The first American production of the very earliest of the English folk comedies. "Gammer Gurton's Needle," is to be presented next fall by Stuart Walker, creater of the Portmanteau Theatre. That Mr. Walker contemplates several performances of this rollicking, jovial, and wholly delightful comedy, brought back from that almost forgotten time of Christ's College, Cambridge (1575), during the coming Portmanteau tour is a matter for congratulation and there will be many who will wish to see it, partly for the memories it will revive and partly for the opportunity to see just what sort of an evening's entertainment "Gammer" will provide--she who lost her needle and made us laugh in spite of ourselves even while we were studying her quaint English and her charming verse text.

At a recent performance of "Gammer Gurton's Needle," presented by the Portmanteau Theatre company before the faculty and student body of Amherst College, a woman was heard to explain to her companion that "Stuart Walker wrote one of these plays and Clyde Fitch wrote 'Gammer Gurton's Needle.'" The fact that Clyde Fitch was not born until some two hundred years after the writing of the comedy did not seem to count. But the conversation brings to light several interesting facts about the actual authorship of the play, generally attributed to John Still, Bishop of Bath and Wells, and formerly resident master of arts at Christ's College. However, there is no conclusive evidence of John Still's authorship, and the farce, "made by Mr. S., master of arts," as explained in some of the prints, could easily have been by Mr. William Stevenson or any other contemporary writer of the time, provided of course that he had an exceptionally keen sense of the ridiculous. The comedy is intensely humorous, and while few would take up the mere loss of a needle as the basis for a five-act comedy, such a loss in 1575 was far from being a trifle. At the time the play was written a steel needle was treasured as few family possessions are today, and when Gammer Gurton lost hers--the only one she possessed--the misfortune took on the importance of a family calamity. How it went and where it went and the disaster that accompanied its going and the search for it, affords a riotous comedy that keeps the audience in a constant state of excitement and good humor.

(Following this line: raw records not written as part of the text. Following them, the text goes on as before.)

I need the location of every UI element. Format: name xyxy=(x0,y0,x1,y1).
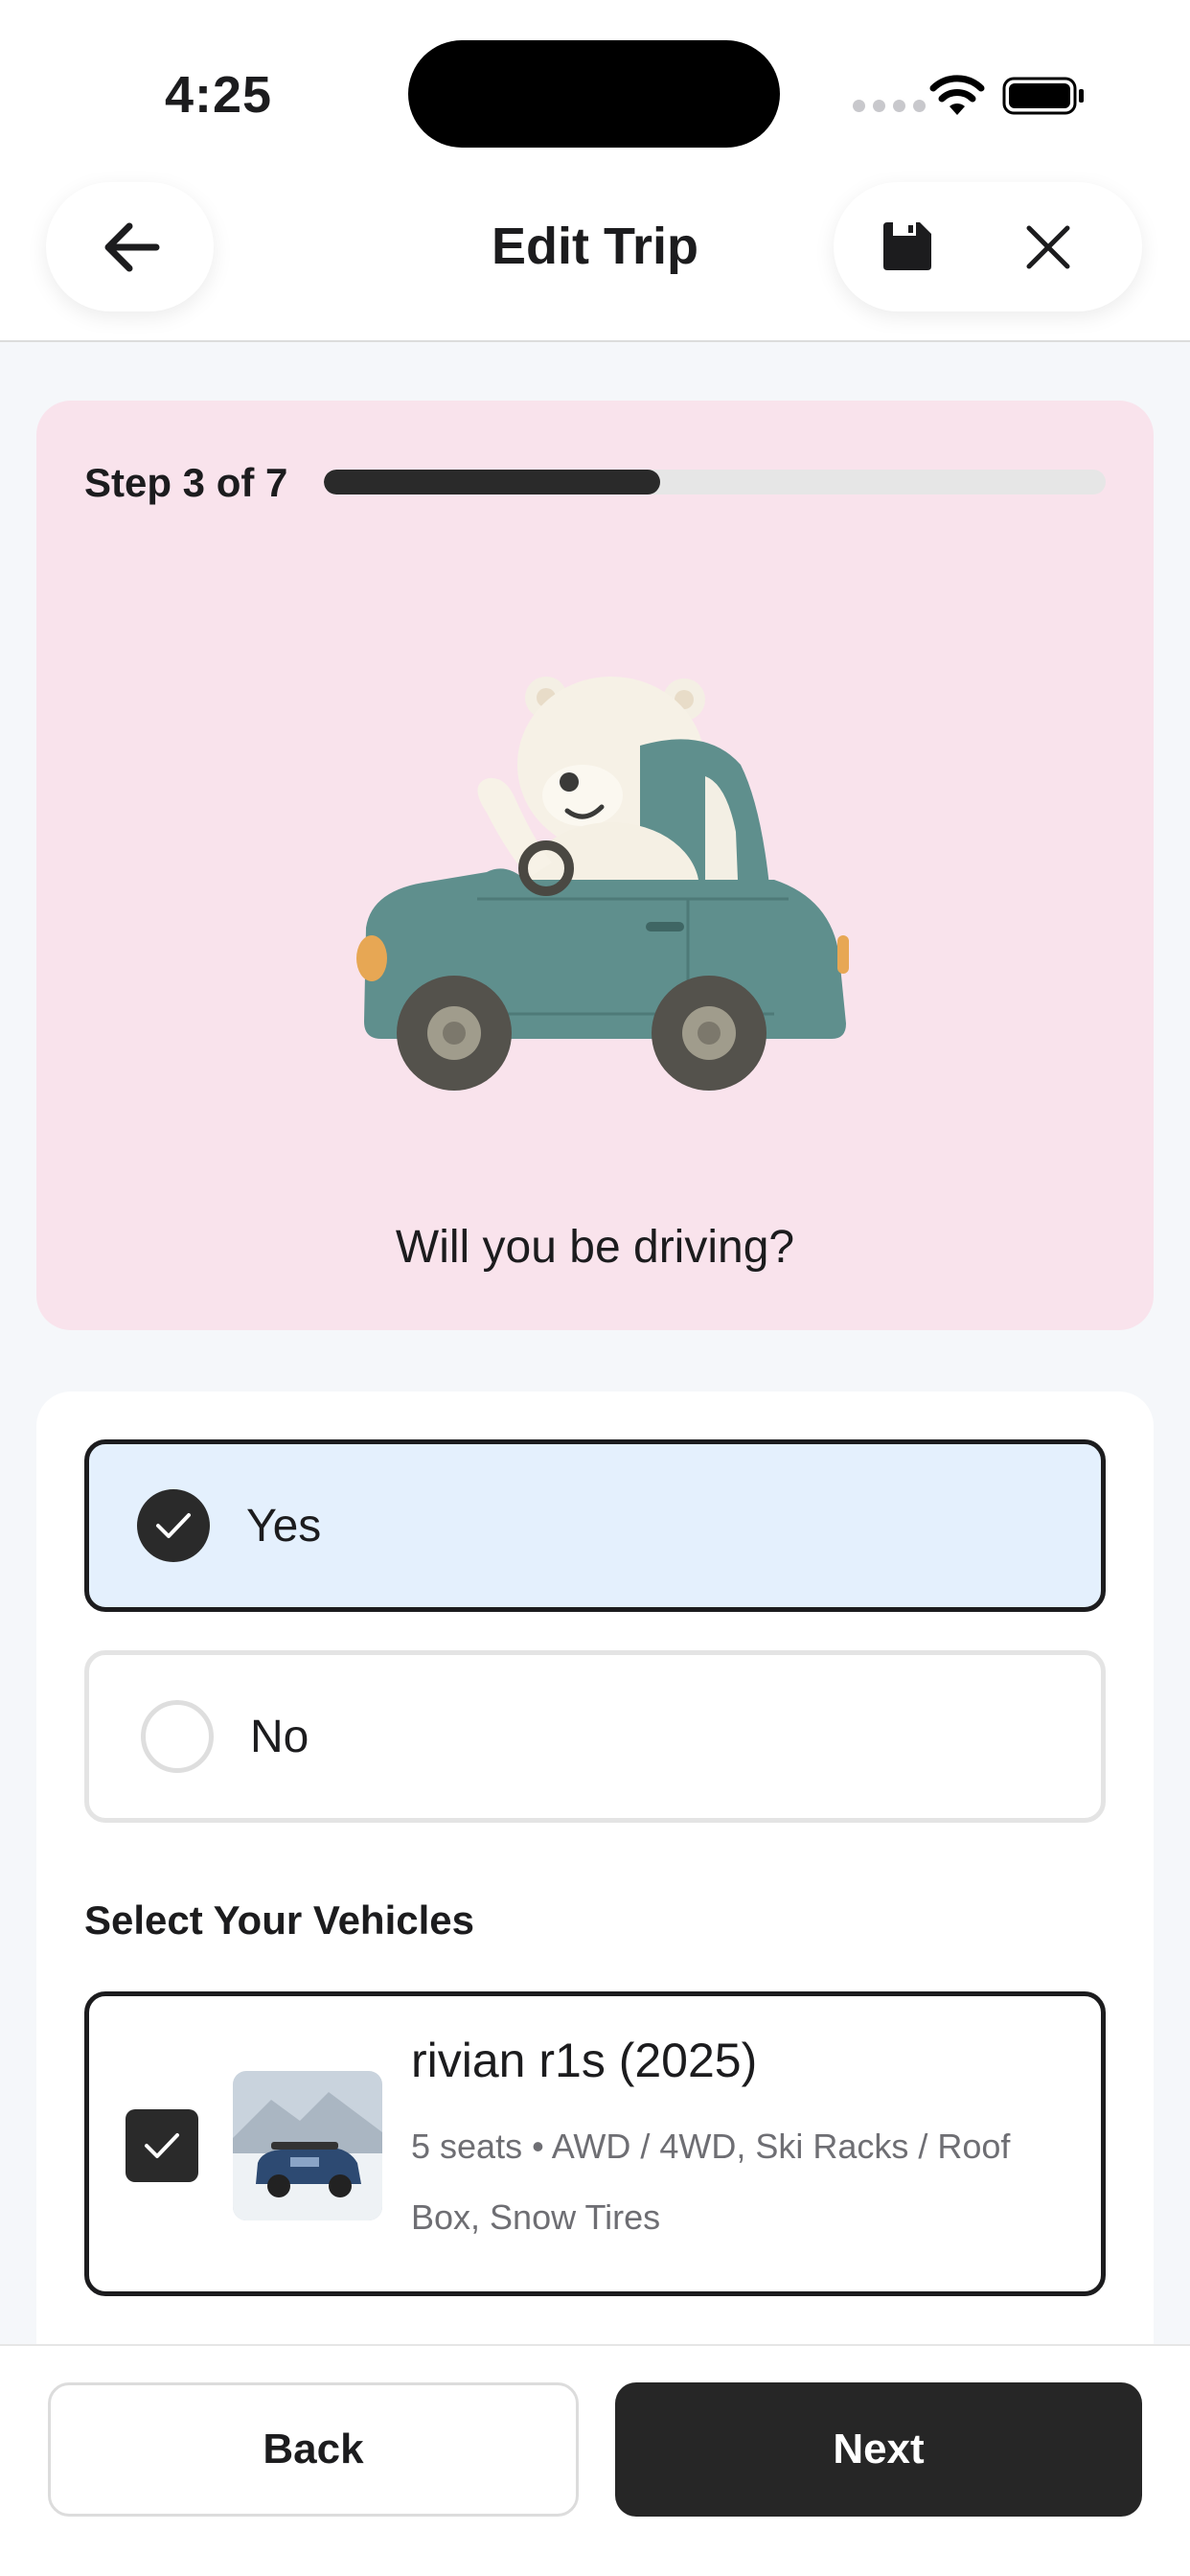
status-bar: 4:25 xyxy=(0,0,1190,182)
back-button[interactable]: Back xyxy=(48,2382,579,2517)
vehicle-name: rivian r1s (2025) xyxy=(411,2034,758,2087)
vehicle-card[interactable]: rivian r1s (2025) 5 seats • AWD / 4WD, S… xyxy=(84,1991,1106,2296)
option-no-label: No xyxy=(250,1711,309,1762)
vehicle-photo xyxy=(233,2071,382,2220)
battery-icon xyxy=(1002,77,1084,115)
vehicles-section-title: Select Your Vehicles xyxy=(84,1898,474,1943)
progress-track xyxy=(324,470,1106,494)
header-actions xyxy=(834,182,1142,311)
bear-driving-car-illustration xyxy=(356,677,849,1091)
radio-checked[interactable] xyxy=(137,1489,210,1562)
question-text: Will you be driving? xyxy=(395,1222,795,1273)
checkmark-icon xyxy=(156,1513,191,1538)
close-icon[interactable] xyxy=(1021,220,1075,274)
dynamic-island xyxy=(408,40,780,148)
header: Edit Trip xyxy=(0,182,1190,342)
vehicle-details: 5 seats • AWD / 4WD, Ski Racks / Roof Bo… xyxy=(411,2127,1011,2237)
option-yes-label: Yes xyxy=(246,1500,322,1552)
next-button[interactable]: Next xyxy=(615,2382,1142,2517)
vehicle-checkbox[interactable] xyxy=(126,2109,198,2182)
step-label: Step 3 of 7 xyxy=(84,460,288,505)
wifi-icon xyxy=(929,75,985,115)
bottom-bar: Back Next xyxy=(0,2344,1190,2576)
status-time: 4:25 xyxy=(165,66,273,124)
option-yes[interactable]: Yes xyxy=(84,1439,1106,1612)
cellular-signal-icon xyxy=(853,100,926,112)
option-no[interactable]: No xyxy=(84,1650,1106,1823)
save-icon[interactable] xyxy=(880,220,933,274)
radio-unchecked[interactable] xyxy=(141,1700,214,1773)
options-card: Yes No Select Your Vehicles rivian r1s (… xyxy=(36,1392,1154,2350)
progress-fill xyxy=(324,470,660,494)
hero-card: Step 3 of 7 Will you be driving? xyxy=(36,401,1154,1330)
checkmark-icon xyxy=(145,2133,179,2158)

"Gammer Gurton's Needle" will be but one of the many interesting plays to be given by the Portmanteau Theatre company during the fall and winter season, when the theatre--a movable, portable playhouse--will be shown in the majority of the principal cities from coast to coast. In addition to a number of plays by Mr. Walker himself, there will be shown several by Lord Dusany, whose "Night at an Inn" is now the biggest one-act sensation that the New York stage has had for many years. Mr. Walker has secured the exclusive American rights to Dusany's "The Golden Doom," and this play will be an important part of the repertoire. Other interesting plays will be Shakspere's "Love's Labor's Lost," Oscar Wilde's "The Birthday of the Infanta"; "The Golden Ball," by Alice Brown; "Six Games," by Anna Hempstead Branch; and new plays by Hortense Flexner, Grace M. Lewis, Eleanor Langdon Leeds and Gordon Bottomley. Strindberg's "Swanwhite" also will be given.